Шрифт:
Интервал:
Закладка:
Когда Ивана усадили за стол, спустилась к ним Варвара в белом сарафане, исшитом красными узорами. Две косы ниспадали ей на младую грудь, в ушах поблёскивала пара серебряных серёг. На покатых плечах лежал расшитый платок. Улыбнулся Согорский, глядя на девушку. Ладная, точно лебёдушка, села подле гостя, да всё взор отводит. Была в том некая потерянность. Точно искала у отца ответу, обратила к нему кроткий взор свой. Согорский то сразу заметил.
Князь же Сицкий не терял радушия на своём лице, и радость его была светлою и искренней, но нынче примешалось к тому и тихое сожаление. Отец глубоко вздохнул, готовясь нести тяжёлые вести дорогому гостю.
– Варь, поди с Марусею прогуляйся, – молвил Василий, собираясь с мрачными думами.
Иван уж нахмурился, да ни слова не молвил, покуда девица не покинула светлой палаты. Согорский всё глядел ей вслед, покуда хватало взору, а уж затем с уст князя сорвался тяжёлый вздох. Ещё не было молвлено ни слова, но близок был Иван с князем Сицким, да тут уж вовсе не мудрено было уразуметь – разговор нынче не из приятных уж будет. Василий всё не решался заговорить, поджав губы.
– Василий Андреич, выкладывайте уж, – молвил Согорский.
– Да что тут сказать… – вздохнул Василий, стуча по столу пальцами.
– Как есть уж, – Иван пожал плечами.
– Не будет вашей свадьбы, – с трудом молвил Василий.
Воевода хмуро посмотрел на Сицкого.
– Я давал вам слово, княже, – пламенно молвил Иван, положив руку на сердце, – что не трону дочери вашей, покуда на то не будет её воли.

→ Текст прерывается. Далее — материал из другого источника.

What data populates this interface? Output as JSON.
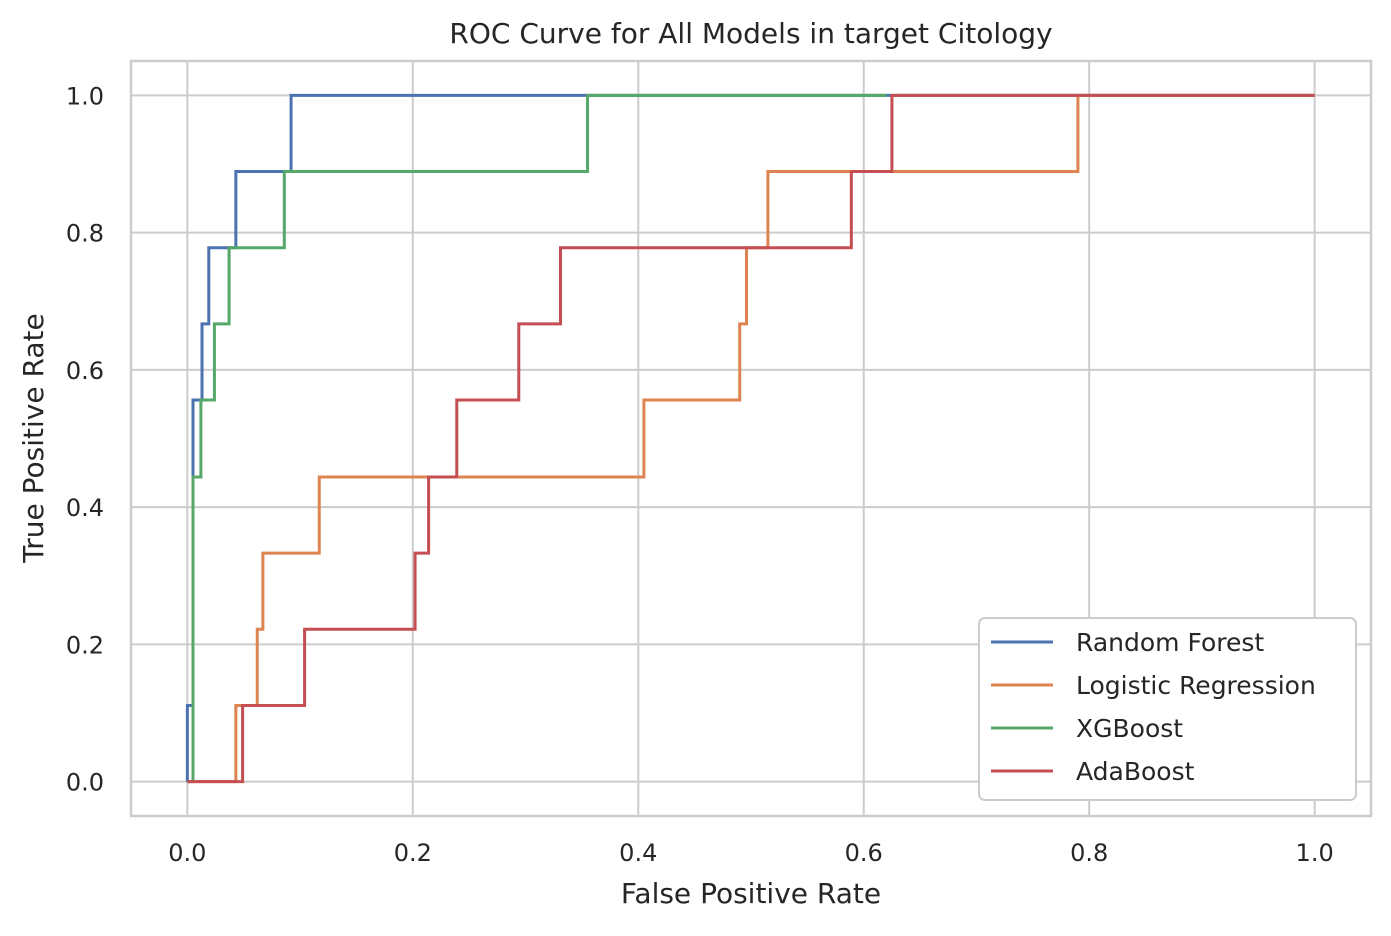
{
  "chart_data": {
    "type": "line",
    "step": "post",
    "title": "ROC Curve for All Models in target Citology",
    "xlabel": "False Positive Rate",
    "ylabel": "True Positive Rate",
    "xlim": [
      -0.05,
      1.05
    ],
    "ylim": [
      -0.05,
      1.05
    ],
    "xticks": [
      0.0,
      0.2,
      0.4,
      0.6,
      0.8,
      1.0
    ],
    "yticks": [
      0.0,
      0.2,
      0.4,
      0.6,
      0.8,
      1.0
    ],
    "xtick_labels": [
      "0.0",
      "0.2",
      "0.4",
      "0.6",
      "0.8",
      "1.0"
    ],
    "ytick_labels": [
      "0.0",
      "0.2",
      "0.4",
      "0.6",
      "0.8",
      "1.0"
    ],
    "grid": true,
    "legend_position": "lower-right",
    "series": [
      {
        "name": "Random Forest",
        "color": "#4c72b0",
        "x": [
          0.0,
          0.0,
          0.005,
          0.005,
          0.013,
          0.013,
          0.019,
          0.019,
          0.043,
          0.043,
          0.092,
          0.092,
          0.355,
          1.0
        ],
        "y": [
          0.0,
          0.111,
          0.111,
          0.556,
          0.556,
          0.667,
          0.667,
          0.778,
          0.778,
          0.889,
          0.889,
          1.0,
          1.0,
          1.0
        ]
      },
      {
        "name": "Logistic Regression",
        "color": "#dd8452",
        "x": [
          0.0,
          0.043,
          0.043,
          0.062,
          0.062,
          0.067,
          0.067,
          0.117,
          0.117,
          0.405,
          0.405,
          0.49,
          0.49,
          0.496,
          0.496,
          0.515,
          0.515,
          0.79,
          0.79,
          1.0
        ],
        "y": [
          0.0,
          0.0,
          0.111,
          0.111,
          0.222,
          0.222,
          0.333,
          0.333,
          0.444,
          0.444,
          0.556,
          0.556,
          0.667,
          0.667,
          0.778,
          0.778,
          0.889,
          0.889,
          1.0,
          1.0
        ]
      },
      {
        "name": "XGBoost",
        "color": "#55a868",
        "x": [
          0.0,
          0.005,
          0.005,
          0.012,
          0.012,
          0.024,
          0.024,
          0.037,
          0.037,
          0.086,
          0.086,
          0.355,
          0.355,
          0.62
        ],
        "y": [
          0.0,
          0.0,
          0.444,
          0.444,
          0.556,
          0.556,
          0.667,
          0.667,
          0.778,
          0.778,
          0.889,
          0.889,
          1.0,
          1.0
        ]
      },
      {
        "name": "AdaBoost",
        "color": "#c44e52",
        "x": [
          0.0,
          0.049,
          0.049,
          0.104,
          0.104,
          0.202,
          0.202,
          0.214,
          0.214,
          0.239,
          0.239,
          0.294,
          0.294,
          0.331,
          0.331,
          0.589,
          0.589,
          0.625,
          0.625,
          1.0
        ],
        "y": [
          0.0,
          0.0,
          0.111,
          0.111,
          0.222,
          0.222,
          0.333,
          0.333,
          0.444,
          0.444,
          0.556,
          0.556,
          0.667,
          0.667,
          0.778,
          0.778,
          0.889,
          0.889,
          1.0,
          1.0
        ]
      }
    ]
  }
}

Вижу я, что она юна, вижу, не слеп. Я клянусь Господом Богом, клянусь своей честью никогда не делать ей дурного. Коли на то воля ваша – она не покинет отчего дома.
– Вань, я люблю тебя паче родного сына, – молвил Сицкий. – Но прими мой отказ. Так лучше сделается, прежде всего – для самой Вари.
Согорский сжал кулаки да злобно цокнул. Взяв чашу, воевода припал к питью. Отстранившись от чаши, Согорский поглядел в стол пред собой. Едва заметно качал он головой.
– Иного зятька подыскали? – спросил Иван, поднявши взгляд.
Сицкий кивнул, и лик его омрачился пуще прежнего.
– Варька его хоть любит? – Согорский поглядел на князя, тот лишь усмехнулся.
– Слюбится-стерпится, – ответил Сицкий, тяжело вздохнувши.
Иван пуще прежнего сделался хмурым.
– Да кто же это он таков? – допытывался Согорский.
– Фёдор Басманов, – ответил Сицкий.
Согорский было хотел верить, что ослышался.
– Алексеев сын? – молвил он, и уж хрипло голос его отозвался.
Сицкий кивнул. По виду гостя своего понял князь, что ведает Согорский, кто таков жених Варькин. Иван закрыл лицо рукой.
– Опричники ныне у царя в любимцах, – тяжело вздохнул князь, наливая гостю да себе крепкой медовухи. – Явились в дом мой, точно здесь им всё уж на владение передано. И ведь, чёрт бы их, так оно взаправду и есть. Нынче всякий суд гроша ломаного не стоит супротив слова опричника.
В памяти Согорского уж встала вновь пред глазами площадь, и повешенный глядел на него своим исступлённым безумным взором, и пыль поднималась в горьком воздухе, и страшный клич вновь отозвался эхом в его голове.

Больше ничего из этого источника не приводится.